Handbook of Polymers in Electronics

Handbook of Polymers in Electronics
Author : Bansi D. Malhotra
Publisher : iSmithers Rapra Publishing
Release Date : 2001-12-31
Category : Electronics
Total pages :474
GET BOOK

The Handbook of Polymers in Electronics has been designed to discuss the novel ways in which polymers can be used in the rapidly growing electronics industry. It provides discussion of the preparation and characterisation of suitable polymeric materials and their current and potential applications coupled with the fundamentals of electrical, optical and photophysical properties. It will thus serve the needs of those already active in the electronics field as well as new entrants to the industry.

Handbook of Biodegradable Polymers

Handbook of Biodegradable Polymers
Author : Abraham J. Domb,Joseph Kost,David Wiseman
Publisher : CRC Press
Release Date : 1998-02-04
Category : Technology & Engineering
Total pages :544
GET BOOK

Handbook of Biodegradable Polymers, the seventh volume in the Drug Delivery and Targeting book series, provides a source manual for synthetic procedures, properties and applications of bioerodible polymers. The authors describe widely available materials such as polyactides, collagen and gelatin, as well as polymers of emerging importance, such as the genetically-engineered and elastin-based polymers which are either proprietary or in early stages of development. Section I addresses synthetic absorbable polymers, and Section 2 profiles natural, semi-synthetic and biosynthetic polymers. Section 3 discusses the surface characterization of degradable polymers, the modeling of biodegradation and non-medical polymers. This book is ideal for researchers from academia and industry as well as chemists, pharmacists and physicians who deal with biopolymers, drug delivery and targeting, bioengineering and implantable devices.

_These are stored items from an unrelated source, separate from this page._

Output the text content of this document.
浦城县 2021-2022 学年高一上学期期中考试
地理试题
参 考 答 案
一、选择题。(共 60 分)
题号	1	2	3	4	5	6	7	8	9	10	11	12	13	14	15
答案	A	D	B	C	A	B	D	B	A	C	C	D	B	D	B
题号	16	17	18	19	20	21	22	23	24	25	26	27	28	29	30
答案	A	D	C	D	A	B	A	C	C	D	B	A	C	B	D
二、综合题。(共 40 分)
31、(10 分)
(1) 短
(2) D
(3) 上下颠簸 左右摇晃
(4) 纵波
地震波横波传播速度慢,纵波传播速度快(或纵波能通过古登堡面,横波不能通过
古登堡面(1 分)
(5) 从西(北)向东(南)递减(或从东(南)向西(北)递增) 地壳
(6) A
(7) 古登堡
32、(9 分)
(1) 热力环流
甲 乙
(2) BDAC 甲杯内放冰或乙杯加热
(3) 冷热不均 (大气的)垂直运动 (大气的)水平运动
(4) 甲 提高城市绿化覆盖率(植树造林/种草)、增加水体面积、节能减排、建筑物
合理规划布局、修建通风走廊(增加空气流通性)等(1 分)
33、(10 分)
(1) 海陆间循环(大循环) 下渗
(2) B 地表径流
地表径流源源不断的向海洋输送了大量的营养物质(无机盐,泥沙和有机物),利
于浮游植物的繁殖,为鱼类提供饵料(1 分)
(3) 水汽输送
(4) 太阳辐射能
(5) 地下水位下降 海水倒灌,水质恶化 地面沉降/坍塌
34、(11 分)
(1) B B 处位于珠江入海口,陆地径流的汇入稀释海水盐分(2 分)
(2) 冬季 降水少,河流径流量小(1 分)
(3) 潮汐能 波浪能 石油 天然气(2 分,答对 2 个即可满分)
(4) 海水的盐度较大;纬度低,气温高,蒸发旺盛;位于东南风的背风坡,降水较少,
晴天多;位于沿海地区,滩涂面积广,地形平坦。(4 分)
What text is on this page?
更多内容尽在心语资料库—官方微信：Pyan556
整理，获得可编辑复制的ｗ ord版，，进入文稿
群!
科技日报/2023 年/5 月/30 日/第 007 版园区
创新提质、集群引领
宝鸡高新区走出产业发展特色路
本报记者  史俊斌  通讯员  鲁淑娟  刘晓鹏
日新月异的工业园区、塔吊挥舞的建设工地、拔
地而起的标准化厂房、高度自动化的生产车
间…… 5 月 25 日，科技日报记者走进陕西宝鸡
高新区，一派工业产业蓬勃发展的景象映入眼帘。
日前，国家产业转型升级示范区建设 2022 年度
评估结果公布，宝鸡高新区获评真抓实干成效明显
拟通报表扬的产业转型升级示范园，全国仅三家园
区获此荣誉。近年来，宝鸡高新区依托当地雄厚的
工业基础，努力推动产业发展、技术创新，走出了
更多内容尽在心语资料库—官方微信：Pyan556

Handbook of Active Materials for Medical Devices

Handbook of Active Materials for Medical Devices
Author : Andres Diaz Lantada
Publisher : CRC Press
Release Date : 2011-09-28
Category : Technology & Engineering
Total pages :350
GET BOOK

This book covers biodevices, mainly implantable or quirurgical, for the diagnosis or treatment of different pathologies, which benefit from the use of active materials as sensors or actuators. Such active or "intelligent" materials are capable of responding in a controlled way to different external physical or chemical stimuli by changing some of their properties. These materials can be used to design and develop sensors, actuators, and multifunctional systems with a large number of applications for developing biodevices and medical appliances. Current work on these fields entails problems related to synthesis, characterization, modeling, simulation, processing, and prototyping technologies, as well as device testing and validation, all of which are treated in depth in this book, for the several types of active or intelligent materials covered. The research presented in this book helps further development of medical devices, based on the additional functionalities that the use of active or "intelligent" materials, both as sensors and actuators, supplies. The main results exposed may help with the industrial expansion of this kind of materials as part of more complex systems.